= Members of the Western Australian Legislative Council, 2009–2013 =

This is a list of members of the Western Australian Legislative Council between 22 May 2009 and 21 May 2013:

| Name | Party | Region | Period in office |
|---|---|---|---|
| Martin Aldridge^{3} | National | Agricultural | 2013–present |
| Ken Baston | Liberal | Mining and Pastoral | 2005–2021 |
| Liz Behjat | Liberal | North Metropolitan | 2009–2017 |
| Matt Benson-Lidholm | Labor | Agricultural | 2005–2013 |
| Helen Bullock | Labor | Mining and Pastoral | 2009–2013 |
| Robin Chapple | Greens | Mining and Pastoral | 2001–2005; 2009–present |
| Jim Chown | Liberal | Agricultural | 2009–2021 |
| Peter Collier | Liberal | North Metropolitan | 2005–present |
| Mia Davies^{3} | National | Agricultural | 2009–2013 |
| Ed Dermer | Labor | North Metropolitan | 1996–2013 |
| Kate Doust | Labor | South Metropolitan | 2001–present |
| Wendy Duncan^{3} | National | Mining and Pastoral | 2008–2013 |
| Phil Edman | Liberal | South Metropolitan | 2009–2017 |
| Sue Ellery | Labor | South Metropolitan | 2001–present |
| Brian Ellis | Liberal | Agricultural | 2007–2017 |
| Donna Faragher | Liberal | East Metropolitan | 2005–present |
| Adele Farina | Labor | South West | 2001–present |
| Jock Ferguson^{1} | Labor | East Metropolitan | 2009–2010 |
| Jon Ford | Labor | Mining and Pastoral | 2001–2013 |
| Philip Gardiner | National/Independent ^{2} | Agricultural | 2009–2013 |
| Dave Grills^{3} | National | Mining and Pastoral | 2013–2017 |
| Nick Goiran | Liberal | South Metropolitan | 2009–present |
| Nigel Hallett | Liberal | South West | 2005–2017 |
| Alyssa Hayden | Liberal | East Metropolitan | 2009–2017 |
| Colin Holt | National | South West | 2009–2021 |
| Barry House | Liberal | South West | 1987–2017 |
| Lynn MacLaren | Greens | South Metropolitan | 2005; 2009–2017 |
| Robyn McSweeney | Liberal | South West | 2001–2017 |
| Michael Mischin | Liberal | North Metropolitan | 2009–2021 |
| Norman Moore | Liberal | Mining and Pastoral | 1977–2013 |
| Helen Morton | Liberal | East Metropolitan | 2005–2017 |
| Simon O'Brien | Liberal | South Metropolitan | 1997–2021 |
| Ljiljanna Ravlich | Labor | East Metropolitan | 1997–2015 |
| Linda Savage^{1} | Labor | East Metropolitan | 2010–2013 |
| Sally Talbot | Labor | South West | 2005–present |
| Ken Travers | Labor | North Metropolitan | 1997–2016 |
| Max Trenorden | National/Independent ^{2} | Agricultural | 2009–2013 |
| Giz Watson | Greens | North Metropolitan | 1997–2013 |
| Alison Xamon | Greens | East Metropolitan | 2009–2013; 2017–2021 |

1. Labor East Metropolitan MLC Jock Ferguson died on 13 February 2010. Linda Savage was elected in a recount on 22 March 2010.
2. National Agricultural MLC Max Trenorden was defeated for party preselection in May 2012; fellow National Agricultural MLC Philip Gardiner, initially preselected, withdrew from the Nationals' ticket as a protest.
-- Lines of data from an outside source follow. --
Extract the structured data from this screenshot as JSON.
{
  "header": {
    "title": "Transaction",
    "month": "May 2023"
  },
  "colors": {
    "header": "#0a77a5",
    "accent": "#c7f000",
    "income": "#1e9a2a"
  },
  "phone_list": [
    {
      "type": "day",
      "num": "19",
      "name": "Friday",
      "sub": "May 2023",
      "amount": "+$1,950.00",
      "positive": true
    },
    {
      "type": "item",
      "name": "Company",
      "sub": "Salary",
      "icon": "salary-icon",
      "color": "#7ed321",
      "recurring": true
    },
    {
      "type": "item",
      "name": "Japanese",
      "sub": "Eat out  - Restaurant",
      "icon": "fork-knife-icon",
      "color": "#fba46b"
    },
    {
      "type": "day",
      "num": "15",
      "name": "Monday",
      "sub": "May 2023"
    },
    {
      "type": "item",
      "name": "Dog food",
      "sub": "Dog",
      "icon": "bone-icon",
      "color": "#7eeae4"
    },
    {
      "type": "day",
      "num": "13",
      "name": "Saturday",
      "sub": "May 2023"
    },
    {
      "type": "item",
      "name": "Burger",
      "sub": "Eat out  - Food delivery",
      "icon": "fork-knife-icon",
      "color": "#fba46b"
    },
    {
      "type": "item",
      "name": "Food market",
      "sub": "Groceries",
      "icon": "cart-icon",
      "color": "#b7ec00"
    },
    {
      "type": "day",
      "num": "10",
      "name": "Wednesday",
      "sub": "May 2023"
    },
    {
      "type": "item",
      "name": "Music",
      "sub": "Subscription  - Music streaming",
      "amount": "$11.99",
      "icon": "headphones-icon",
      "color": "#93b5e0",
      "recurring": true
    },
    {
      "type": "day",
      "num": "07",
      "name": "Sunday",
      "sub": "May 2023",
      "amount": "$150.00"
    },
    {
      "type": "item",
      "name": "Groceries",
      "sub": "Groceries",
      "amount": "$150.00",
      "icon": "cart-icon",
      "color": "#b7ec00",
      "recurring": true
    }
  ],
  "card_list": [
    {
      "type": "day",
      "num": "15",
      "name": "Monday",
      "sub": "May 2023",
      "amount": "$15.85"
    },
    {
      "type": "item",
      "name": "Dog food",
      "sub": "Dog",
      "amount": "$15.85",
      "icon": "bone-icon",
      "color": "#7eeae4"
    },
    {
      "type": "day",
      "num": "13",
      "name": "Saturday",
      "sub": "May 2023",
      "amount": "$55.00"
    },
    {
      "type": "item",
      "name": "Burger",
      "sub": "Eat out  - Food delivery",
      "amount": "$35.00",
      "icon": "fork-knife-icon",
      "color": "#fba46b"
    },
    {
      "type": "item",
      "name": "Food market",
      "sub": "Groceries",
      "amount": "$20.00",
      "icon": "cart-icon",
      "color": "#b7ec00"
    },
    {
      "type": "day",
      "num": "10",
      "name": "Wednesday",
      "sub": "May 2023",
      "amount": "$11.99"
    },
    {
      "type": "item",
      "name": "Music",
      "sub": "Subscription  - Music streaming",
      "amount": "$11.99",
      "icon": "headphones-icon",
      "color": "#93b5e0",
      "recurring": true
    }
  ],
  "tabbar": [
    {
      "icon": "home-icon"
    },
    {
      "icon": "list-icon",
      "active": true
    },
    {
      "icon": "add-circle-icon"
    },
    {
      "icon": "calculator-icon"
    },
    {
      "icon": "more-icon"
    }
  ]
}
Trenorden announced his candidacy for the next election as an independent in November 2012 and was joined by Gardiner in December.
3. National MLCs Mia Davies and Wendy Duncan resigned on 12 February 2013 to contest the Assembly seats of Central Wheatbelt and Kalgoorlie respectively. Martin Aldridge and Dave Grills were elected in recounts on 5 April 2013.